# Min Age on Guest Certifications/Check ins?



## Sandy VDH (Mar 13, 2012)

Wyndham is closed for the night. Does anyone know if Wyndham has any age restrictions for checkins.  I know that RCI and some have 25 and older.  But I have reviewed Wyndham's guide and I see nothing.  My 21 year old neice wants me to book something for her.  I don't know if Wyndham has an age limit.


----------



## jhoug (Mar 13, 2012)

*21*

The minimun check-in is 21.  I'm pretty sure that's at all the resorts. 
The limit is at the bottom of all the email confirmations with the reservation # and map they send.


----------



## am1 (Mar 13, 2012)

some are advertised as 25.


----------



## Sandy VDH (Mar 13, 2012)

Looking for Vegas, and I think it is 21. 

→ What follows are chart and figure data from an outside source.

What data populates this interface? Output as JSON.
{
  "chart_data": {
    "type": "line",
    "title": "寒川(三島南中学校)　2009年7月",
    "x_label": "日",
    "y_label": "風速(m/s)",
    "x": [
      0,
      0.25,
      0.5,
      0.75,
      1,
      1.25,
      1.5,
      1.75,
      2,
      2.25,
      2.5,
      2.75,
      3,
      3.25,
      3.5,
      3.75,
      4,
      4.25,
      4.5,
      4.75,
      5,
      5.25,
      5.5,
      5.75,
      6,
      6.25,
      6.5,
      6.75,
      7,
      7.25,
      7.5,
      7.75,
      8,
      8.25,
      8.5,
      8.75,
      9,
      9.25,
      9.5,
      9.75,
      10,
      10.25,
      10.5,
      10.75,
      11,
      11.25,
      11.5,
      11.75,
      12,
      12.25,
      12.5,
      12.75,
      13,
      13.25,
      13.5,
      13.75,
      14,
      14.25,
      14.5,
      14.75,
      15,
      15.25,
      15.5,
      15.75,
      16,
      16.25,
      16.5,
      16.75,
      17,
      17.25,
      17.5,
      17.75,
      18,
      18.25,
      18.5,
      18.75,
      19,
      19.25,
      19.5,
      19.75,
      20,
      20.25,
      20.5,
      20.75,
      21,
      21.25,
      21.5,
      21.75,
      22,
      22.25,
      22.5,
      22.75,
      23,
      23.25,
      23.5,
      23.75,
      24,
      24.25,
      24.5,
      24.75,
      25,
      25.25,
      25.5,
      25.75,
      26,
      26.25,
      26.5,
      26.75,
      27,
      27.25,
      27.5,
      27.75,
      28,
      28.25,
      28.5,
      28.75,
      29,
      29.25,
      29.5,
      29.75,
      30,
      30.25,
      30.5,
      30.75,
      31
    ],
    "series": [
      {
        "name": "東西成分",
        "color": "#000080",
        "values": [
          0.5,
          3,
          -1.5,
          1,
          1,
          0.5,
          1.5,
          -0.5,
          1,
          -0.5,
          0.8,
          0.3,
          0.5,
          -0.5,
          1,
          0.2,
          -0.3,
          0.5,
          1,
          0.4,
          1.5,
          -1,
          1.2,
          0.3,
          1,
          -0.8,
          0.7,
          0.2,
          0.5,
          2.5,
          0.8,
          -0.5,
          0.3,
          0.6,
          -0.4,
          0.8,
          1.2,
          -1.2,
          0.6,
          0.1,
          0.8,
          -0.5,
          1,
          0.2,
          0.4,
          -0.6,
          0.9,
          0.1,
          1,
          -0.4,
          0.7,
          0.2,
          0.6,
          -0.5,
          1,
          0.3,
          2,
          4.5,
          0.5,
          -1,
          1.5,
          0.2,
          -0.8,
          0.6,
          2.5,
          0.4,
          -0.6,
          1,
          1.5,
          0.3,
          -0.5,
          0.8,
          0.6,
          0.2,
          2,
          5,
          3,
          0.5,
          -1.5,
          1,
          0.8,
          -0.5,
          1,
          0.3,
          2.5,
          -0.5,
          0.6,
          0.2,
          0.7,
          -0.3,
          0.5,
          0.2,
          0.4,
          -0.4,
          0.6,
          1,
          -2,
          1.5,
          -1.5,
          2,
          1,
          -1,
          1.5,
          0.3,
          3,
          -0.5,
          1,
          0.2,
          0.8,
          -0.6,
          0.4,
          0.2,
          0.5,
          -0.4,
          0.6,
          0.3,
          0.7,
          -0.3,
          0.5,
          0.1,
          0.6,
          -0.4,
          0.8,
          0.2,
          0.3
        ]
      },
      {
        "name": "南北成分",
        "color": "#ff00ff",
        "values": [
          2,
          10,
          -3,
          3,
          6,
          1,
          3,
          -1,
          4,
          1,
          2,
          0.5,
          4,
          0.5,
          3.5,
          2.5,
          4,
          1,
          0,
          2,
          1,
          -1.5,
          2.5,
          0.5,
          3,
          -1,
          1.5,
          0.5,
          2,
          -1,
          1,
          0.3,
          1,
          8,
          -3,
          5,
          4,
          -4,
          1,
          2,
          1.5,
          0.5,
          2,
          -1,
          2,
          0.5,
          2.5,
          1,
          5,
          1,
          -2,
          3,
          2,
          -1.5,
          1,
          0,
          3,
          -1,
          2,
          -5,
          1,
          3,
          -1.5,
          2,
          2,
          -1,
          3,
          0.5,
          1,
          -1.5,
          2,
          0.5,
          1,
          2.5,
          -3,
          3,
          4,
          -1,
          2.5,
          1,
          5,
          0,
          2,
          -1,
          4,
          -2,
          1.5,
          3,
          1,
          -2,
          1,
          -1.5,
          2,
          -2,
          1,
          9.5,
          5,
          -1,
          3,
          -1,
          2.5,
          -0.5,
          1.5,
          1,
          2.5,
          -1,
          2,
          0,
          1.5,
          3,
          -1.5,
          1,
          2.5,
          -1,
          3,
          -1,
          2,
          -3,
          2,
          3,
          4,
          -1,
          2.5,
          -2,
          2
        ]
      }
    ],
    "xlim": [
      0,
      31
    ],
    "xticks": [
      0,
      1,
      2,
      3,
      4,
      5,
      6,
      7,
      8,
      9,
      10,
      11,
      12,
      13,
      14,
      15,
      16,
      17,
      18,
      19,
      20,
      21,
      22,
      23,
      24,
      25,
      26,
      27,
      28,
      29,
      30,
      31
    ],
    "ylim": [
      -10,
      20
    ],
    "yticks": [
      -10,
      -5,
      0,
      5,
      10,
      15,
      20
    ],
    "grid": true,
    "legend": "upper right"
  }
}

And thanks, it is on the bottom on the ressies.


----------



## Sandi Bo (Mar 14, 2012)

I realize you've figured this out already, but just fyi - my 24 yr old daughter stayed at the Grand Desert. No problems.  (She couldn't rent a car, but could check into the Wyndham. The shuttle stops running early and we joked about that, about the time they were ready to go out, the timeshare shuttle had stopped running (they took taxis)).


----------



## jjmanthei05 (Mar 14, 2012)

Here is the verbiage on the bottom of a confirmation we have for great smokies lodge...

_Minimum Check-In Age for the CLUB WYNDHAM® Plus Program: The Member or Guest checking in must be at least 21 years of age with a valid ID._

So I would guess this is network wide.

Jason


----------